For the first time scientists have created stem cell-derived, in vitro models of sporadic and hereditary Alzheimer’s disease (AD), using induced pluripotent stem cells from patients with the neurodegenerative disorder.
Led by researchers at the University of California, San Diego School of Medicine, US, the study represents “a new and much-needed method” for studying the causes of AD, the authors reported in the journal Nature.
“Creating highly purified and functional human Alzheimer’s neurons in a dish – this has never been done before,” said senior study author Dr Lawrence Goldstein, PhD, Director of the UC San Diego Stem Cell Programme.
“It’s a first step. These aren’t perfect models, they’re proof of concept. But now we know how to make them. It requires extraordinary care and diligence, really rigorous quality controls to induce consistent behaviour, but we can do it.”
Dr Goldstein and colleagues extracted primary fibroblasts from skin tissues taken from two patients with familial AD, a rare, early-onset form of the disease associated with a genetic predisposition; two patients with sporadic AD; and two with no known neurological problems.
They reprogrammed the fibroblasts into induced pluripotent stem cells (iPSCs) that then differentiated into working neurons.
The iPSC-derived neurons from the Alzheimer’s patients exhibited normal electrophysiological activity, formed functional synaptic contacts and displayed tell-tale indicators of AD. Specifically, they possessed higher-than-normal levels of proteins associated with the disorder, the authors reported.

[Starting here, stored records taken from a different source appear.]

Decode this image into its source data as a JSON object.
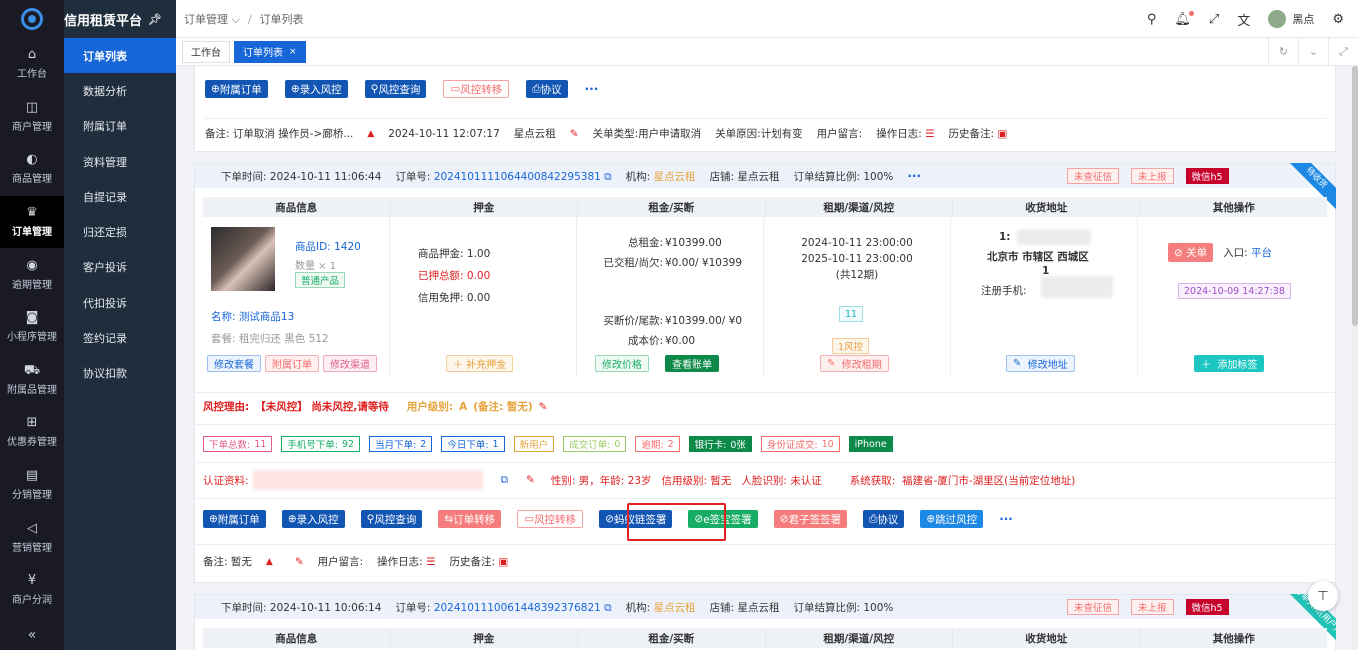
{
  "brand": {
    "title": "信用租赁平台"
  },
  "nav": [
    {
      "label": "工作台",
      "icon": "home-icon",
      "glyph": "⌂"
    },
    {
      "label": "商户管理",
      "icon": "shopping-bag-icon",
      "glyph": "◫"
    },
    {
      "label": "商品管理",
      "icon": "apple-icon",
      "glyph": "◐"
    },
    {
      "label": "订单管理",
      "icon": "trophy-icon",
      "glyph": "♛"
    },
    {
      "label": "逾期管理",
      "icon": "alarm-icon",
      "glyph": "◉"
    },
    {
      "label": "小程序管理",
      "icon": "watch-icon",
      "glyph": "◙"
    },
    {
      "label": "附属品管理",
      "icon": "cart-icon",
      "glyph": "⛟"
    },
    {
      "label": "优惠券管理",
      "icon": "gift-icon",
      "glyph": "⊞"
    },
    {
      "label": "分销管理",
      "icon": "data-board-icon",
      "glyph": "▤"
    },
    {
      "label": "营销管理",
      "icon": "megaphone-icon",
      "glyph": "◁"
    },
    {
      "label": "商户分润",
      "icon": "yen-icon",
      "glyph": "¥"
    }
  ],
  "submenu": [
    "订单列表",
    "数据分析",
    "附属订单",
    "资料管理",
    "自提记录",
    "归还定损",
    "客户投诉",
    "代扣投诉",
    "签约记录",
    "协议扣款"
  ],
  "breadcrumb": {
    "parent": "订单管理",
    "current": "订单列表"
  },
  "user": {
    "name": "黑点"
  },
  "tabs": [
    {
      "label": "工作台"
    },
    {
      "label": "订单列表",
      "close": "×"
    }
  ],
  "prev_card": {
    "buttons": [
      "附属订单",
      "录入风控",
      "风控查询",
      "风控转移",
      "协议"
    ],
    "remark_label": "备注:",
    "remark": "订单取消 操作员->廊桥...",
    "time": "2024-10-11 12:07:17",
    "shop": "星点云租",
    "close_type_label": "关单类型:",
    "close_type": "用户申请取消",
    "close_reason_label": "关单原因:",
    "close_reason": "计划有变",
    "user_msg": "用户留言:",
    "op_log": "操作日志:",
    "history": "历史备注:"
  },
  "order1": {
    "time_label": "下单时间:",
    "time": "2024-10-11 11:06:44",
    "no_label": "订单号:",
    "no": "20241011110644008422953​81",
    "org_label": "机构:",
    "org": "星点云租",
    "shop_label": "店铺:",
    "shop": "星点云租",
    "ratio_label": "订单结算比例:",
    "ratio": "100%",
    "tags": [
      "未查征信",
      "未上报"
    ],
    "channel": "微信h5",
    "corner": "待收货",
    "cols": [
      "商品信息",
      "押金",
      "租金/买断",
      "租期/渠道/风控",
      "收货地址",
      "其他操作"
    ],
    "product": {
      "id_label": "商品ID:",
      "id": "1420",
      "qty": "数量 × 1",
      "tag": "普通产品",
      "name_label": "名称:",
      "name": "测试商品13",
      "plan_label": "套餐:",
      "plan": "租完归还 黑色 512"
    },
    "deposit": {
      "l1": "商品押金:",
      "v1": "1.00",
      "l2": "已押总额:",
      "v2": "0.00",
      "l3": "信用免押:",
      "v3": "0.00"
    },
    "rent": {
      "l1": "总租金:",
      "v1": "¥10399.00",
      "l2": "已交租/尚欠:",
      "v2": "¥0.00/ ¥10399",
      "l3": "买断价/尾款:",
      "v3": "¥10399.00/ ¥0",
      "l4": "成本价:",
      "v4": "¥0.00"
    },
    "period": {
      "start": "2024-10-11 23:00:00",
      "end": "2025-10-11 23:00:00",
      "count": "(共12期)",
      "channel": "11",
      "risk": "1风控"
    },
    "address": {
      "name": "1:",
      "city": "北京市 市辖区 西城区",
      "line": "1",
      "phone_label": "注册手机:"
    },
    "other": {
      "close": "关单",
      "entry_label": "入口:",
      "entry": "平台",
      "date": "2024-10-09 14:27:38"
    },
    "cell_buttons": {
      "edit_plan": "修改套餐",
      "sub_order": "附属订单",
      "edit_channel": "修改渠道",
      "add_deposit": "补充押金",
      "edit_price": "修改价格",
      "view_bill": "查看账单",
      "edit_period": "修改租期",
      "edit_address": "修改地址",
      "add_tag": "添加标签"
    },
    "risk": {
      "label": "风控理由:",
      "reason": "【未风控】 尚未风控,请等待",
      "level_label": "用户级别:",
      "level": "A",
      "level_note": "(备注: 暂无)"
    },
    "stats": [
      {
        "label": "下单总数:",
        "val": "11",
        "color": "#e35b8e"
      },
      {
        "label": "手机号下单:",
        "val": "92",
        "color": "#17ad65"
      },
      {
        "label": "当月下单:",
        "val": "2",
        "color": "#1766d8"
      },
      {
        "label": "今日下单:",
        "val": "1",
        "color": "#1766d8"
      },
      {
        "label": "新用户",
        "val": "",
        "color": "#e6a23c"
      },
      {
        "label": "成交订单:",
        "val": "0",
        "color": "#9ccc65"
      },
      {
        "label": "逾期:",
        "val": "2",
        "color": "#f56c6c"
      },
      {
        "label": "银行卡:",
        "val": "0张",
        "color": "#0d8a4a",
        "solid": true
      },
      {
        "label": "身份证成交:",
        "val": "10",
        "color": "#f56c6c"
      },
      {
        "label": "iPhone",
        "val": "",
        "color": "#0d8a4a",
        "solid": true
      }
    ],
    "auth": {
      "label": "认证资料:",
      "gender_label": "性别:",
      "gender": "男",
      "age_label": "年龄:",
      "age": "23岁",
      "credit_label": "信用级别:",
      "credit": "暂无",
      "face_label": "人脸识别:",
      "face": "未认证",
      "sys_label": "系统获取:",
      "sys": "福建省-厦门市-湖里区(当前定位地址)"
    },
    "buttons": [
      "附属订单",
      "录入风控",
      "风控查询",
      "订单转移",
      "风控转移",
      "蚂蚁链签署",
      "e签宝签署",
      "君子签签署",
      "协议",
      "跳过风控"
    ],
    "remark": {
      "label": "备注:",
      "value": "暂无",
      "user_msg": "用户留言:",
      "op_log": "操作日志:",
      "history": "历史备注:"
    }
  },
  "order2": {
    "time_label": "下单时间:",
    "time": "2024-10-11 10:06:14",
    "no_label": "订单号:",
    "no": "20241011100614483923768​21",
    "org_label": "机构:",
    "org": "星点云租",
    "shop_label": "店铺:",
    "shop": "星点云租",
    "ratio_label": "订单结算比例:",
    "ratio": "100%",
    "tags": [
      "未查征信",
      "未上报"
    ],
    "channel": "微信h5",
    "corner": "订单关闭(用户)",
    "cols": [
      "商品信息",
      "押金",
      "租金/买断",
      "租期/渠道/风控",
      "收货地址",
      "其他操作"
    ]
  },
  "colors": {
    "primary": "#1766d8",
    "sidebar": "#191a23",
    "submenu": "#1f2d3d",
    "danger": "#e02020"
  }
}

“With the in vitro Alzheimer’s neurons, we can more deeply investigate how AD begins and chart the biochemical processes that eventually destroy brain cells associated with elemental cognitive functions like memory.
Currently, AD research depends heavily upon studies of post-mortem tissues, long after the damage has been done,” they wrote.

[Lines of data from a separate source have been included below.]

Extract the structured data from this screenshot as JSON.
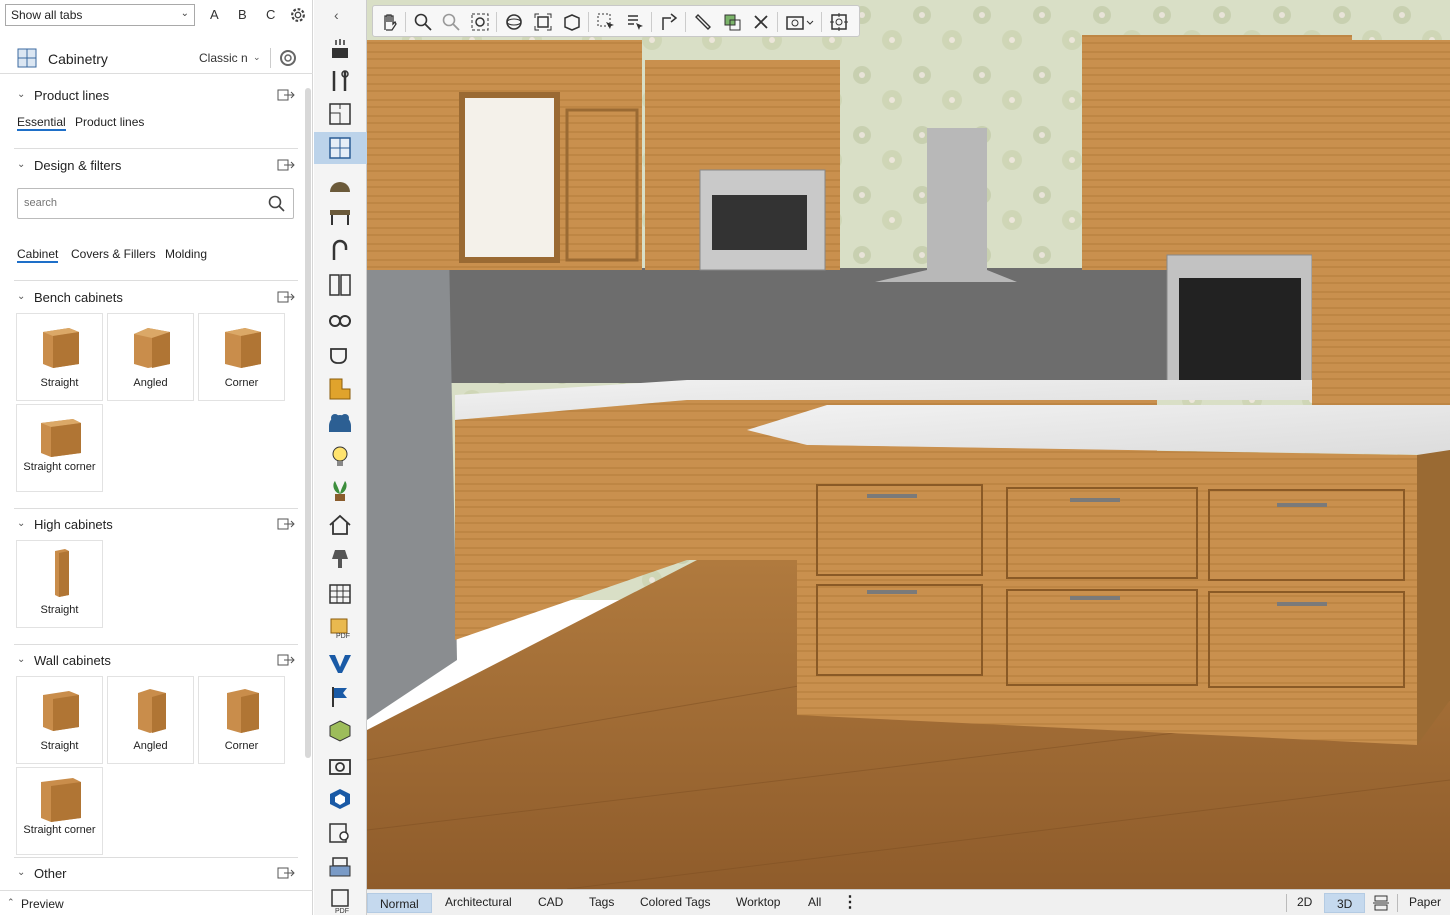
{
  "topbar": {
    "tab_filter": "Show all tabs",
    "letters": [
      "A",
      "B",
      "C"
    ]
  },
  "catalog": {
    "name": "Cabinetry",
    "style": "Classic n"
  },
  "sections": {
    "product_lines": "Product lines",
    "product_tabs": [
      "Essential",
      "Product lines"
    ],
    "design_filters": "Design & filters",
    "search_placeholder": "search",
    "type_tabs": [
      "Cabinet",
      "Covers & Fillers",
      "Molding"
    ],
    "bench": "Bench cabinets",
    "bench_items": [
      "Straight",
      "Angled",
      "Corner",
      "Straight corner"
    ],
    "high": "High cabinets",
    "high_items": [
      "Straight"
    ],
    "wall": "Wall cabinets",
    "wall_items": [
      "Straight",
      "Angled",
      "Corner",
      "Straight corner"
    ],
    "other": "Other"
  },
  "preview": {
    "label": "Preview"
  },
  "views": {
    "modes": [
      "Normal",
      "Architectural",
      "CAD",
      "Tags",
      "Colored Tags",
      "Worktop",
      "All"
    ],
    "active_mode": "Normal",
    "dims": [
      "2D",
      "3D"
    ],
    "active_dim": "3D",
    "paper": "Paper"
  },
  "colors": {
    "accent": "#1e6fc8",
    "selected_bg": "#c5d9ee",
    "wood": "#c48a45"
  }
}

“The differences between a healthy neuron and an Alzheimer’s neuron are subtle,” said Dr Goldstein.
“It basically comes down to low-level mischief accumulating over a very long time, with catastrophic results.
“In this work, we show that one of the early changes in Alzheimer’s neurons thought to be an initiating event in the course of the disease turns out not to be that significant,” Dr Goldstein said, adding that they discovered a different early event plays a bigger role.